The move is sure to raise Nigeria’s total debt stock to a new high in almost a decade since the country managed to exit the Paris Club debt overhang in 2004.
It was gathered that the quest for the facility was given fillip in the wake of government’s recent failed attempt to remove subsidy on petrol, which it hoped to claw in about N1.3trillion in savings to help fund some key projects under
The Debt Management Office (DMO) puts the country’s current total debt profile as at September last year at about $40billion (about N6.3trillion), consisting external debt of $5.6 billion (about N876.4billion) and domestic debt of $34.4 billion (about N5.4trillion).
A memo to the Senate and the House of Representatives indicates that between 2012 and 2014, government plans to obtain up to about $7.91 billion in low interest credit facilities from some international finance institutions, including the World Bank, African Development Bank (ADB), Islamic Development Bank (IDB), Exim Bank of China as well as Indian credit lines.

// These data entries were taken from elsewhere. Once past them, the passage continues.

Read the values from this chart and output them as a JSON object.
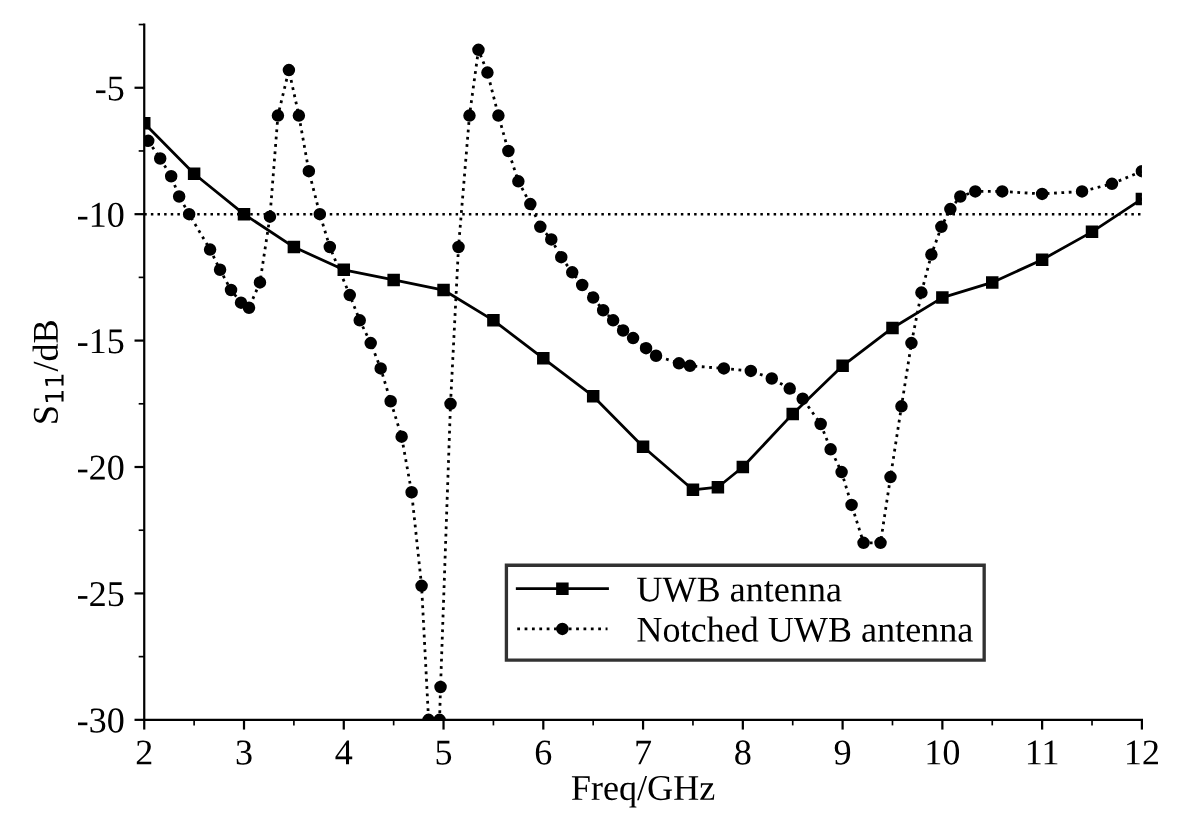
{
  "chart_data": {
    "type": "line",
    "xlabel": "Freq/GHz",
    "ylabel": "S$_{11}$/dB",
    "xlim": [
      2,
      12
    ],
    "xticks": [
      2,
      3,
      4,
      5,
      6,
      7,
      8,
      9,
      10,
      11,
      12
    ],
    "ylim": [
      -30,
      -2.5
    ],
    "yticks": [
      -30,
      -25,
      -20,
      -15,
      -10,
      -5
    ],
    "grid": false,
    "legend": "bottom right",
    "ref_lines": [
      {
        "axis": "y",
        "value": -10,
        "line_style": "dotted",
        "color": "#000000"
      }
    ],
    "series": [
      {
        "name": "UWB antenna",
        "color": "#000000",
        "marker": "square",
        "line_style": "solid",
        "x": [
          2,
          2.5,
          3,
          3.5,
          4,
          4.5,
          5,
          5.5,
          6,
          6.5,
          7,
          7.5,
          7.75,
          8,
          8.5,
          9,
          9.5,
          10,
          10.5,
          11,
          11.5,
          12
        ],
        "values": [
          -6.4,
          -8.4,
          -10.0,
          -11.3,
          -12.2,
          -12.6,
          -13.0,
          -14.2,
          -15.7,
          -17.2,
          -19.2,
          -20.9,
          -20.8,
          -20.0,
          -17.9,
          -16.0,
          -14.5,
          -13.3,
          -12.7,
          -11.8,
          -10.7,
          -9.4
        ]
      },
      {
        "name": "Notched UWB antenna",
        "color": "#000000",
        "marker": "circle",
        "line_style": "dotted",
        "x": [
          2.04,
          2.16,
          2.27,
          2.35,
          2.45,
          2.66,
          2.76,
          2.87,
          2.97,
          3.05,
          3.16,
          3.26,
          3.34,
          3.45,
          3.55,
          3.65,
          3.76,
          3.86,
          4.06,
          4.16,
          4.27,
          4.37,
          4.47,
          4.58,
          4.68,
          4.78,
          4.85,
          4.96,
          4.97,
          5.07,
          5.15,
          5.26,
          5.35,
          5.44,
          5.55,
          5.65,
          5.75,
          5.87,
          5.97,
          6.08,
          6.18,
          6.29,
          6.39,
          6.5,
          6.6,
          6.7,
          6.8,
          6.9,
          7.03,
          7.13,
          7.36,
          7.47,
          7.81,
          8.08,
          8.29,
          8.47,
          8.6,
          8.78,
          8.88,
          8.99,
          9.09,
          9.21,
          9.38,
          9.48,
          9.59,
          9.69,
          9.79,
          9.89,
          9.99,
          10.08,
          10.18,
          10.33,
          10.6,
          11.0,
          11.4,
          11.7,
          12.0
        ],
        "values": [
          -7.1,
          -7.8,
          -8.5,
          -9.3,
          -10.0,
          -11.4,
          -12.2,
          -13.0,
          -13.5,
          -13.7,
          -12.7,
          -10.1,
          -6.1,
          -4.3,
          -6.1,
          -8.3,
          -10.0,
          -11.3,
          -13.2,
          -14.2,
          -15.1,
          -16.1,
          -17.4,
          -18.8,
          -21.0,
          -24.7,
          -30,
          -30,
          -28.7,
          -17.5,
          -11.3,
          -6.1,
          -3.5,
          -4.4,
          -6.1,
          -7.5,
          -8.7,
          -9.6,
          -10.5,
          -11.0,
          -11.7,
          -12.3,
          -12.8,
          -13.3,
          -13.8,
          -14.2,
          -14.6,
          -14.9,
          -15.3,
          -15.6,
          -15.9,
          -16.0,
          -16.1,
          -16.2,
          -16.5,
          -16.9,
          -17.3,
          -18.3,
          -19.3,
          -20.2,
          -21.5,
          -23.0,
          -23.0,
          -20.4,
          -17.6,
          -15.1,
          -13.1,
          -11.6,
          -10.5,
          -9.8,
          -9.3,
          -9.1,
          -9.1,
          -9.2,
          -9.1,
          -8.8,
          -8.3
        ]
      }
    ]
  }
}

In the alternative, government would explore the possibility of drawing about $2.64 billion annually from the lenders.
In his 2012 Budget speech, President Jonathan said his administration planned to dedicate a sizable chunk of the provision to finance key sectors of the economy, including security, infrastructure development (including power), agriculture, manufacturing, housing and construction, entertainment, education, health and information technology to boost job-creation and foster economic growth.
Approval from both chambers cannot be earlier than two weeks, as such requests in the past usually entailed adjustments to the 2012 budget fundamentals.
Finance Minister, Ngozi Okonjo-Iweala, had notified the lawmakers during her appearance recently that to fully implement the 2012 budget, sourcing for funds externally would be inevitable, though she assured that such loans would be done at a “manageable level”.
The country’s debt profile has seen a rapid upsurge since Mr. Jonathan assumed office in 2010, exposing the president to a swirl of attacks for policies that have depleted savings and increased borrowing, with little or no significant achievement to show for it.
Critics have said such hefty borrowings should finance key infrastructural projects such as power projects, seaport development, interstate road networks, railway lines as well as new refineries. But the administration has failed to point to any despite drawing down the nation’s foreign reserves from $600 billion to $500million in months, and excess crude account.
The president urged the lawmakers to consider approving the request along with the list of pipeline projects included in the country’s Medium Term (2012-2014) external borrowing plan, most of which, he said, were nearing completion.
Despite his assurances in his 2012 budget speech that his administration would not accumulate fresh debts that would “become a new burden on our children”, it was gathered that he was emboldened by assurances from the DMO that Nigerians have nothing to worry about the country’s debt profile, which reflects a debt-to-Gross Domestic Product (GDP) ratio of 19.6 per cent.